I'm looking for the right statistical terminology to describe the following problem.
I want to characterize an electronics device that has a linear response
$Y = \beta_0 + \beta_1 X + \epsilon$
where $\epsilon \sim N(0,\sigma^2_{ro})$ is a term due to the read-out noise of the device. In order to determine $\beta_0, \beta_1, \sigma^2_{ro}$ I would measure a series of responses $\{X_i,Y_i\}$ and apply the standard linear regression toolbox. But I don't know what the $X_i$ are exactly, because I use a source that is affected by shot noise.
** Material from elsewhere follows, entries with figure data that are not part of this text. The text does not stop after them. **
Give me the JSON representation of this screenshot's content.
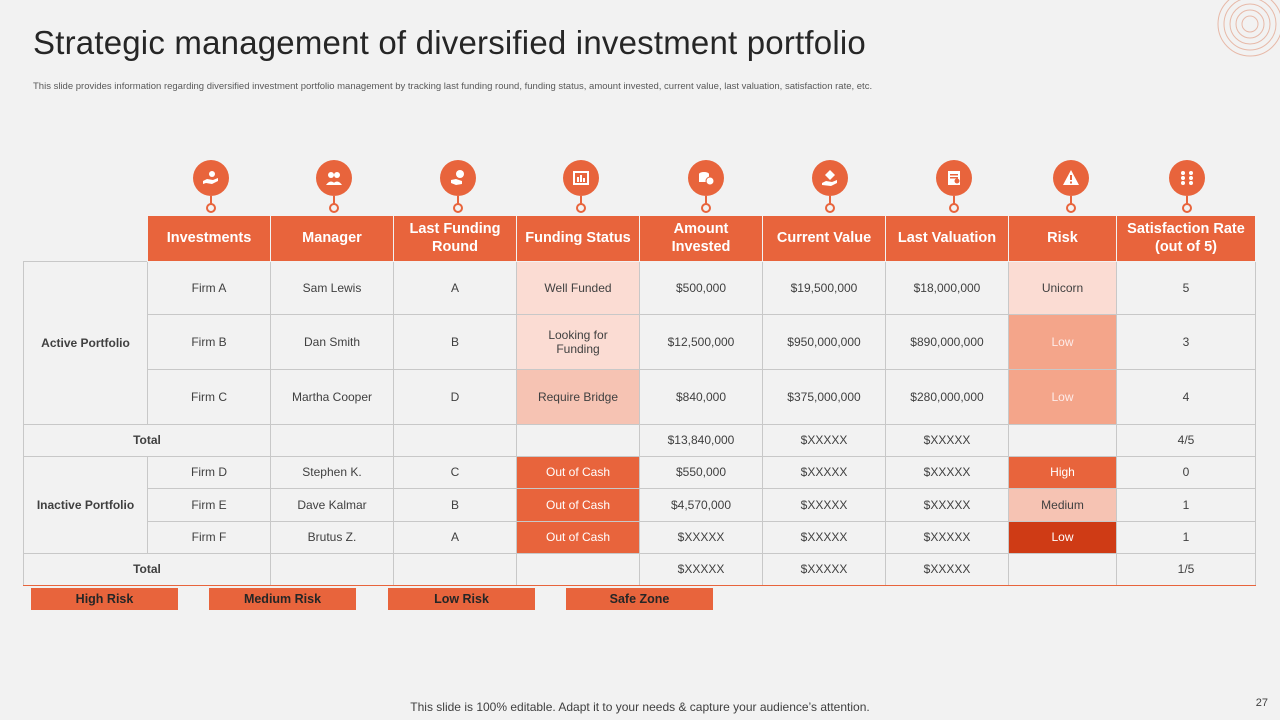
{
  "title": "Strategic management of diversified investment portfolio",
  "subtitle": "This slide provides information regarding diversified investment portfolio management  by tracking last funding round, funding status, amount  invested, current value, last valuation, satisfaction rate, etc.",
  "icons": [
    "investment-hand-icon",
    "manager-icon",
    "funding-round-icon",
    "funding-status-icon",
    "amount-invested-icon",
    "current-value-icon",
    "valuation-icon",
    "risk-warning-icon",
    "satisfaction-rate-icon"
  ],
  "headers": [
    "Investments",
    "Manager",
    "Last Funding Round",
    "Funding Status",
    "Amount Invested",
    "Current Value",
    "Last Valuation",
    "Risk",
    "Satisfaction Rate (out of 5)"
  ],
  "active": {
    "label": "Active Portfolio",
    "rows": [
      {
        "firm": "Firm A",
        "manager": "Sam Lewis",
        "round": "A",
        "status": "Well Funded",
        "amount": "$500,000",
        "current": "$19,500,000",
        "valuation": "$18,000,000",
        "risk": "Unicorn",
        "rate": "5"
      },
      {
        "firm": "Firm B",
        "manager": "Dan Smith",
        "round": "B",
        "status": "Looking for Funding",
        "amount": "$12,500,000",
        "current": "$950,000,000",
        "valuation": "$890,000,000",
        "risk": "Low",
        "rate": "3"
      },
      {
        "firm": "Firm C",
        "manager": "Martha Cooper",
        "round": "D",
        "status": "Require Bridge",
        "amount": "$840,000",
        "current": "$375,000,000",
        "valuation": "$280,000,000",
        "risk": "Low",
        "rate": "4"
      }
    ],
    "total": {
      "label": "Total",
      "amount": "$13,840,000",
      "current": "$XXXXX",
      "valuation": "$XXXXX",
      "rate": "4/5"
    }
  },
  "inactive": {
    "label": "Inactive Portfolio",
    "rows": [
      {
        "firm": "Firm D",
        "manager": "Stephen K.",
        "round": "C",
        "status": "Out of Cash",
        "amount": "$550,000",
        "current": "$XXXXX",
        "valuation": "$XXXXX",
        "risk": "High",
        "rate": "0"
      },
      {
        "firm": "Firm E",
        "manager": "Dave Kalmar",
        "round": "B",
        "status": "Out of Cash",
        "amount": "$4,570,000",
        "current": "$XXXXX",
        "valuation": "$XXXXX",
        "risk": "Medium",
        "rate": "1"
      },
      {
        "firm": "Firm F",
        "manager": "Brutus Z.",
        "round": "A",
        "status": "Out of Cash",
        "amount": "$XXXXX",
        "current": "$XXXXX",
        "valuation": "$XXXXX",
        "risk": "Low",
        "rate": "1"
      }
    ],
    "total": {
      "label": "Total",
      "amount": "$XXXXX",
      "current": "$XXXXX",
      "valuation": "$XXXXX",
      "rate": "1/5"
    }
  },
  "legend": [
    "High Risk",
    "Medium Risk",
    "Low Risk",
    "Safe Zone"
  ],
  "footer": "This slide is 100% editable. Adapt it to your needs & capture your audience’s attention.",
  "page_number": "27",
  "colors": {
    "accent": "#e8643c",
    "dark": "#cf3b15",
    "salmon": "#f4a58a",
    "light": "#fbdcd3",
    "background": "#f2f2f2"
  }
}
That is I know that if I set the dial on the source to a certain value $J_i$ then $X_i \sim N(\mu, \mu)$ (a Gaussian with average $\mu$ and variance $\mu$).
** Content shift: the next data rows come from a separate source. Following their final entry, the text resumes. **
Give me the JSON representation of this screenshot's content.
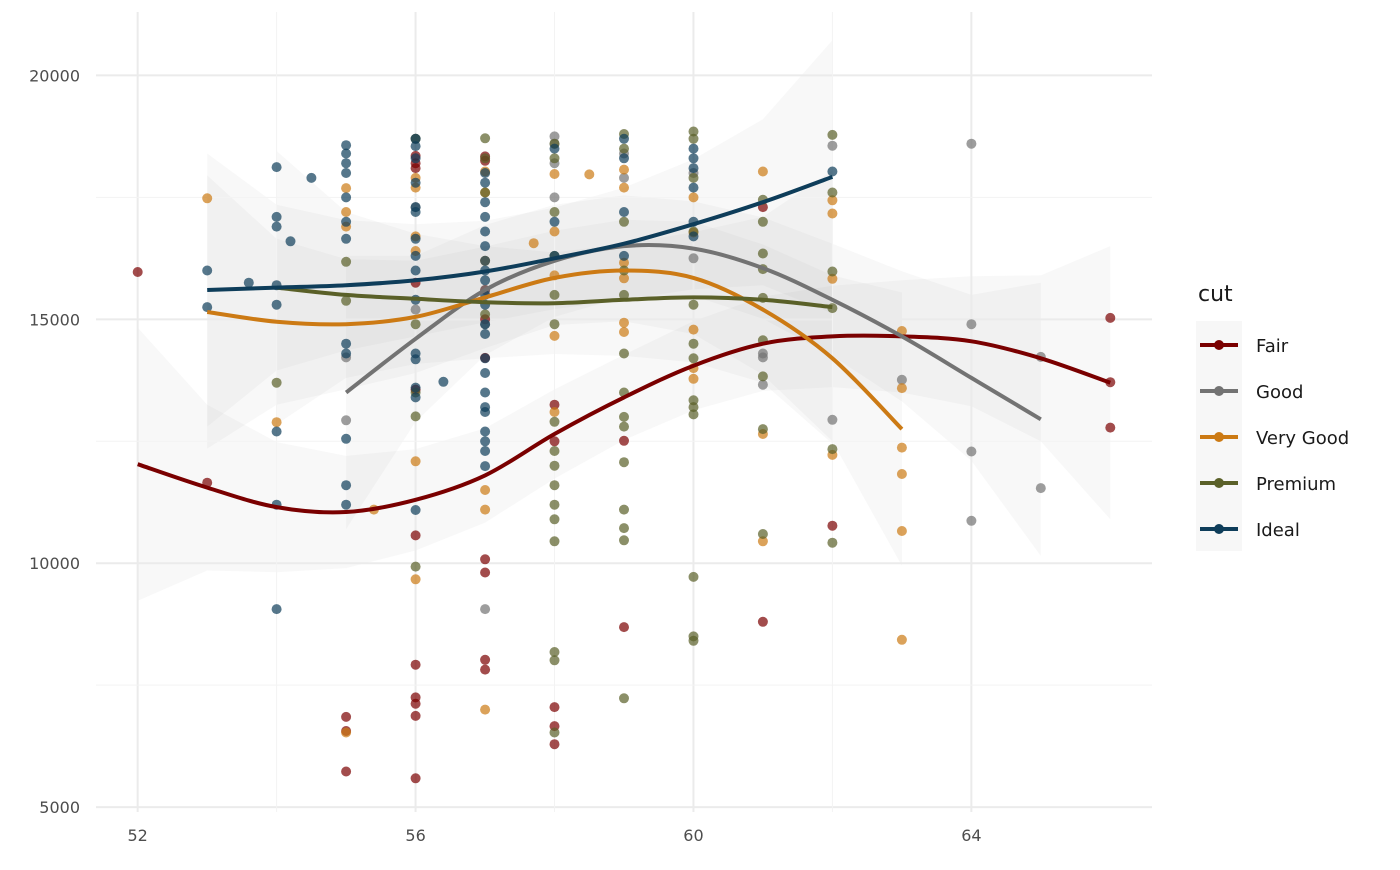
{
  "chart_data": {
    "type": "scatter",
    "title": "",
    "xlabel": "",
    "ylabel": "",
    "xlim": [
      51.4,
      66.6
    ],
    "ylim": [
      4900,
      21300
    ],
    "x_ticks": [
      52,
      56,
      60,
      64
    ],
    "y_ticks": [
      5000,
      10000,
      15000,
      20000
    ],
    "grid": true,
    "legend": {
      "title": "cut",
      "position": "right"
    },
    "series": [
      {
        "name": "Fair",
        "color": "#7a0000",
        "points": [
          [
            52,
            15970
          ],
          [
            53,
            11650
          ],
          [
            55,
            6850
          ],
          [
            55,
            6560
          ],
          [
            55,
            5730
          ],
          [
            56,
            18350
          ],
          [
            56,
            18200
          ],
          [
            56,
            18100
          ],
          [
            56,
            15750
          ],
          [
            56,
            13560
          ],
          [
            56,
            10570
          ],
          [
            56,
            7920
          ],
          [
            56,
            7250
          ],
          [
            56,
            7120
          ],
          [
            56,
            6870
          ],
          [
            56,
            5590
          ],
          [
            57,
            18340
          ],
          [
            57,
            18250
          ],
          [
            57,
            15600
          ],
          [
            57,
            15000
          ],
          [
            57,
            14210
          ],
          [
            57,
            10080
          ],
          [
            57,
            9810
          ],
          [
            57,
            8020
          ],
          [
            57,
            7820
          ],
          [
            58,
            13250
          ],
          [
            58,
            12500
          ],
          [
            58,
            7050
          ],
          [
            58,
            6660
          ],
          [
            58,
            6290
          ],
          [
            59,
            12510
          ],
          [
            59,
            8690
          ],
          [
            61,
            17300
          ],
          [
            61,
            8800
          ],
          [
            62,
            10770
          ],
          [
            66,
            15030
          ],
          [
            66,
            13710
          ],
          [
            66,
            12780
          ]
        ],
        "smooth": [
          [
            52,
            12030
          ],
          [
            53,
            11550
          ],
          [
            54,
            11150
          ],
          [
            55,
            11050
          ],
          [
            56,
            11300
          ],
          [
            57,
            11800
          ],
          [
            58,
            12650
          ],
          [
            59,
            13400
          ],
          [
            60,
            14050
          ],
          [
            61,
            14500
          ],
          [
            62,
            14650
          ],
          [
            63,
            14650
          ],
          [
            64,
            14550
          ],
          [
            65,
            14200
          ],
          [
            66,
            13700
          ]
        ]
      },
      {
        "name": "Good",
        "color": "#737373",
        "points": [
          [
            55,
            14220
          ],
          [
            55,
            12930
          ],
          [
            56,
            18700
          ],
          [
            56,
            17300
          ],
          [
            56,
            15200
          ],
          [
            57,
            15600
          ],
          [
            57,
            14900
          ],
          [
            57,
            9060
          ],
          [
            58,
            18750
          ],
          [
            58,
            18600
          ],
          [
            58,
            18200
          ],
          [
            58,
            17500
          ],
          [
            59,
            18400
          ],
          [
            59,
            17900
          ],
          [
            60,
            18000
          ],
          [
            60,
            16250
          ],
          [
            61,
            14220
          ],
          [
            61,
            13660
          ],
          [
            61,
            14300
          ],
          [
            62,
            18560
          ],
          [
            62,
            12940
          ],
          [
            63,
            13760
          ],
          [
            64,
            18600
          ],
          [
            64,
            14900
          ],
          [
            64,
            12290
          ],
          [
            64,
            10870
          ],
          [
            65,
            14230
          ],
          [
            65,
            11540
          ]
        ],
        "smooth": [
          [
            55,
            13500
          ],
          [
            56,
            14600
          ],
          [
            57,
            15600
          ],
          [
            58,
            16200
          ],
          [
            59,
            16500
          ],
          [
            60,
            16450
          ],
          [
            61,
            16050
          ],
          [
            62,
            15400
          ],
          [
            63,
            14650
          ],
          [
            64,
            13800
          ],
          [
            65,
            12950
          ]
        ]
      },
      {
        "name": "Very Good",
        "color": "#cc7a14",
        "points": [
          [
            53,
            17480
          ],
          [
            54,
            12890
          ],
          [
            55,
            17690
          ],
          [
            55,
            17200
          ],
          [
            55,
            16900
          ],
          [
            55,
            6530
          ],
          [
            56,
            17900
          ],
          [
            56,
            17700
          ],
          [
            56,
            16700
          ],
          [
            56,
            16400
          ],
          [
            56,
            12090
          ],
          [
            56,
            9670
          ],
          [
            57,
            18030
          ],
          [
            57,
            17600
          ],
          [
            57,
            16200
          ],
          [
            57,
            11500
          ],
          [
            57,
            11100
          ],
          [
            57,
            7000
          ],
          [
            58,
            17980
          ],
          [
            58,
            16800
          ],
          [
            58,
            15900
          ],
          [
            58,
            14660
          ],
          [
            58,
            13100
          ],
          [
            59,
            18070
          ],
          [
            59,
            17700
          ],
          [
            59,
            16160
          ],
          [
            59,
            15840
          ],
          [
            59,
            14930
          ],
          [
            59,
            14740
          ],
          [
            60,
            17500
          ],
          [
            60,
            16780
          ],
          [
            60,
            14790
          ],
          [
            60,
            14000
          ],
          [
            60,
            13780
          ],
          [
            61,
            18030
          ],
          [
            61,
            12650
          ],
          [
            61,
            10450
          ],
          [
            62,
            17440
          ],
          [
            62,
            17170
          ],
          [
            62,
            15830
          ],
          [
            62,
            12220
          ],
          [
            63,
            14760
          ],
          [
            63,
            13590
          ],
          [
            63,
            12370
          ],
          [
            63,
            11830
          ],
          [
            63,
            10660
          ],
          [
            63,
            8430
          ],
          [
            57.7,
            16560
          ],
          [
            58.5,
            17970
          ],
          [
            55.4,
            11100
          ]
        ],
        "smooth": [
          [
            53,
            15150
          ],
          [
            54,
            14950
          ],
          [
            55,
            14900
          ],
          [
            56,
            15050
          ],
          [
            57,
            15450
          ],
          [
            58,
            15850
          ],
          [
            59,
            16000
          ],
          [
            60,
            15850
          ],
          [
            61,
            15200
          ],
          [
            62,
            14200
          ],
          [
            63,
            12750
          ]
        ]
      },
      {
        "name": "Premium",
        "color": "#5a6028",
        "points": [
          [
            54,
            13700
          ],
          [
            55,
            16180
          ],
          [
            55,
            15380
          ],
          [
            56,
            18700
          ],
          [
            56,
            14900
          ],
          [
            56,
            13010
          ],
          [
            56,
            9930
          ],
          [
            56,
            13500
          ],
          [
            57,
            18710
          ],
          [
            57,
            18300
          ],
          [
            57,
            17600
          ],
          [
            57,
            15100
          ],
          [
            58,
            18600
          ],
          [
            58,
            18300
          ],
          [
            58,
            17200
          ],
          [
            58,
            16300
          ],
          [
            58,
            15500
          ],
          [
            58,
            14900
          ],
          [
            58,
            12900
          ],
          [
            58,
            12300
          ],
          [
            58,
            12000
          ],
          [
            58,
            11600
          ],
          [
            58,
            11200
          ],
          [
            58,
            10900
          ],
          [
            58,
            10450
          ],
          [
            58,
            8180
          ],
          [
            58,
            8010
          ],
          [
            58,
            6530
          ],
          [
            59,
            18800
          ],
          [
            59,
            18500
          ],
          [
            59,
            17000
          ],
          [
            59,
            16000
          ],
          [
            59,
            15500
          ],
          [
            59,
            14300
          ],
          [
            59,
            13500
          ],
          [
            59,
            13000
          ],
          [
            59,
            12800
          ],
          [
            59,
            12070
          ],
          [
            59,
            11100
          ],
          [
            59,
            10720
          ],
          [
            59,
            10470
          ],
          [
            59,
            7230
          ],
          [
            60,
            18850
          ],
          [
            60,
            18700
          ],
          [
            60,
            17900
          ],
          [
            60,
            16800
          ],
          [
            60,
            15300
          ],
          [
            60,
            14500
          ],
          [
            60,
            14200
          ],
          [
            60,
            13340
          ],
          [
            60,
            13200
          ],
          [
            60,
            13050
          ],
          [
            60,
            9720
          ],
          [
            60,
            8500
          ],
          [
            60,
            8410
          ],
          [
            61,
            17450
          ],
          [
            61,
            17000
          ],
          [
            61,
            16350
          ],
          [
            61,
            16030
          ],
          [
            61,
            15440
          ],
          [
            61,
            14570
          ],
          [
            61,
            13830
          ],
          [
            61,
            12750
          ],
          [
            61,
            10600
          ],
          [
            62,
            18780
          ],
          [
            62,
            17600
          ],
          [
            62,
            15980
          ],
          [
            62,
            15230
          ],
          [
            62,
            12340
          ],
          [
            62,
            10420
          ]
        ],
        "smooth": [
          [
            54,
            15650
          ],
          [
            55,
            15500
          ],
          [
            56,
            15420
          ],
          [
            57,
            15350
          ],
          [
            58,
            15330
          ],
          [
            59,
            15400
          ],
          [
            60,
            15450
          ],
          [
            61,
            15400
          ],
          [
            62,
            15250
          ]
        ]
      },
      {
        "name": "Ideal",
        "color": "#0e3d5a",
        "points": [
          [
            53,
            16000
          ],
          [
            53,
            15250
          ],
          [
            53.6,
            15750
          ],
          [
            54,
            18120
          ],
          [
            54,
            17100
          ],
          [
            54,
            16900
          ],
          [
            54,
            15700
          ],
          [
            54,
            15300
          ],
          [
            54,
            12700
          ],
          [
            54,
            11200
          ],
          [
            54,
            9060
          ],
          [
            54.2,
            16600
          ],
          [
            54.5,
            17900
          ],
          [
            55,
            18570
          ],
          [
            55,
            18400
          ],
          [
            55,
            18200
          ],
          [
            55,
            18000
          ],
          [
            55,
            17500
          ],
          [
            55,
            17000
          ],
          [
            55,
            16650
          ],
          [
            55,
            14500
          ],
          [
            55,
            14300
          ],
          [
            55,
            12550
          ],
          [
            55,
            11600
          ],
          [
            55,
            11200
          ],
          [
            56,
            18700
          ],
          [
            56,
            18550
          ],
          [
            56,
            18300
          ],
          [
            56,
            17800
          ],
          [
            56,
            17300
          ],
          [
            56,
            17200
          ],
          [
            56,
            16650
          ],
          [
            56,
            16300
          ],
          [
            56,
            16000
          ],
          [
            56,
            15400
          ],
          [
            56,
            14300
          ],
          [
            56,
            14180
          ],
          [
            56,
            13600
          ],
          [
            56,
            13400
          ],
          [
            56,
            11090
          ],
          [
            56.4,
            13720
          ],
          [
            57,
            18000
          ],
          [
            57,
            17800
          ],
          [
            57,
            17400
          ],
          [
            57,
            17100
          ],
          [
            57,
            16800
          ],
          [
            57,
            16500
          ],
          [
            57,
            16200
          ],
          [
            57,
            16000
          ],
          [
            57,
            15800
          ],
          [
            57,
            15500
          ],
          [
            57,
            15300
          ],
          [
            57,
            14900
          ],
          [
            57,
            14700
          ],
          [
            57,
            14200
          ],
          [
            57,
            13900
          ],
          [
            57,
            13500
          ],
          [
            57,
            13200
          ],
          [
            57,
            13100
          ],
          [
            57,
            12700
          ],
          [
            57,
            12500
          ],
          [
            57,
            12300
          ],
          [
            57,
            11990
          ],
          [
            58,
            18500
          ],
          [
            58,
            17000
          ],
          [
            58,
            16300
          ],
          [
            59,
            18700
          ],
          [
            59,
            18300
          ],
          [
            59,
            17200
          ],
          [
            59,
            16300
          ],
          [
            60,
            18500
          ],
          [
            60,
            18300
          ],
          [
            60,
            18100
          ],
          [
            60,
            17700
          ],
          [
            60,
            17000
          ],
          [
            60,
            16700
          ],
          [
            62,
            18030
          ]
        ],
        "smooth": [
          [
            53,
            15600
          ],
          [
            54,
            15650
          ],
          [
            55,
            15700
          ],
          [
            56,
            15800
          ],
          [
            57,
            15980
          ],
          [
            58,
            16250
          ],
          [
            59,
            16550
          ],
          [
            60,
            16950
          ],
          [
            61,
            17400
          ],
          [
            62,
            17920
          ]
        ]
      }
    ]
  }
}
This looks like an errors-in-variables model of linear regression (http://en.wikipedia.org/wiki/Errors-in-variables_models), where not for the fact that in order to characterize my device over its entire input range, during the measurements I have to change the value of $J_i$, and now the variance of the $X_i$ is not fixed, but it depends on $X_i$ (through J_i), although because of the shot noise if $X_i=X_j$ this does not mean that the variance of $X_i$ is the same as the variance of $X_j$.
What is this model called, and are there articles where I can find out such a problem is approached? Or am I formulating in the wrong manner?